私は確かに社長になれる器を持っている。それは当然の理であるように思われる。今まで私は様々な会社で働いてきた。正社員として、準社員として、アルバイトとして、登録型派遣社員として。また多種多様な業界・職種を経験してきた。会社が変わるごとに、社風も変わる。会社では様々な慣習がある。同僚にお菓子を配る、「文集」を作る、ことあるごとに記念写真を撮る、先輩社員が新入社員に昼飯をおごらなければならない、特定のパソコンからしか電子メールを送ってはいけないという決まり、毎朝社長室まで行って挨拶をする、使えない人は即日解雇、業務の引き継ぎは半日。無意味な慣習があり、煩わしい決まりがあった。そこで働く社員も様々だ。すぐ怒る人、完全にネグレクトを決め込む上司、会社に来ない社長、スポーツクラブ通いの社長、株の売買で忙しい社長、社長の内縁の妻、社長の息子、すぐ金をせびる先輩、予定を守らない人、作家崩れ、社長を告発しようとしていた人、パラノイアっぽかった人、ハッタリ屋。今思い出すと、彼らと過ごした日々が懐かしい。彼らと一緒に困難に立ち向かった。私の困難は、大概が彼ら自身だった。彼らと対峙することが、働くということだった。そして私は強くなった。もしそう言いたければ、「ひとかどの人間」になったと言ってもらっても結構だ。私が、大人物か大物か、議論を重ねたければそうすればいい。私が社長の器であるということは、ほとんど自明であるように思われる。転職回数、離職回数、離職期間、求人応募数、ハローワーク登録回数などを見れば私の職業人としての経験値の高さがわかるだろう。私の強みは、常に移動しているということにあるように思う。ここではないどこかへ、場所を移動する。習慣が変わる、周りにいる人が変わる。そこに順応する。あるいは順応できずに逃げ出す(しかし免疫はできる)。年を重ねて一所に定住するのは賢明なことだ。年をとってもふらふらしていてはだめだ。しかし、若いうちは動かなければならない。様々な場所に出て経験を積み、見聞を広げるのが良い。
常人は、まず仕事を固定させようとする(つまり経済的に安定しようとする)。そして「土日」や「アフター5」を使って小さな移動を試みる。精神的に、物理的に。しかしそのような空いた時間で移動する距離など、たかが知れている。ロープで固定されたボートに乗って、必死になってオールを漕ぐようなものである。円を描くだけである。私はまずロープを切る。そして大海にこぎ出す。沖に出る。やがて不安になり、すぐに引き返そうとするが、陸の方角がわからずパニックになる。泣く。喚く。何とかして陸地に戻ってくる。そこで、様々なモノを喪っていることに気がつく。財布、洋服、食糧、知り合い、職業、時間、ハローワークカード。そして私はまた最初からやり直す。ハローワークに登録し、リクナビNEXT、マイナビ転職から求人に応募する。やがて、就職が決まる。数カ月して、「漠然とした不安」から退職を申し出て、即日受理される。そしてまた大海へ漕ぎだす。
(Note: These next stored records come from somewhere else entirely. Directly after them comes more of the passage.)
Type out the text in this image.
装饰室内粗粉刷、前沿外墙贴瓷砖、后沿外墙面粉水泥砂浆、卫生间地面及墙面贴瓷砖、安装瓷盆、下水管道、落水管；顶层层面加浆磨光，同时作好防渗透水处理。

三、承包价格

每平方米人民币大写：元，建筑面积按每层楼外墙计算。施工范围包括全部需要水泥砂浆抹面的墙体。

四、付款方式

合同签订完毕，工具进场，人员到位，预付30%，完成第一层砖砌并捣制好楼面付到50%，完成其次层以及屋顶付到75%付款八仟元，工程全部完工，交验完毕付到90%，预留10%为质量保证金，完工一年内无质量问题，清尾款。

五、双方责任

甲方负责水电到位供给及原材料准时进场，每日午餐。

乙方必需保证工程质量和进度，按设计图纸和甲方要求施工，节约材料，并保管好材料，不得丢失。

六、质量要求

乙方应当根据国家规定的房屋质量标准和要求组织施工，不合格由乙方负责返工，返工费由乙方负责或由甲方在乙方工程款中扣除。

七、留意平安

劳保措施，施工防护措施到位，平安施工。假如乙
これを繰り返すと、やがて「陸地」と「海洋」の区別がつかなくなってくる。「陸地」が会社で「海洋」が会社じゃないところ…だっけ?
私は、確かに新しい境地に達しつつある、はずだ。新しい職業観を獲得しつつある、はずだ。経験値は積んだ、胆力も身についた。
しかし・・・・。
私はここからどうすればいいのだろうか。
私は、愕然とした。
社長としての「器」があることと今まで書いてきたことをどのように接続させればいいのだろう(ひとかどの人間=社長としての器を持つ人間でOK?)。私には、わからなかった。とりあえず…。
ちょっとメガロス行ってきます。マジで。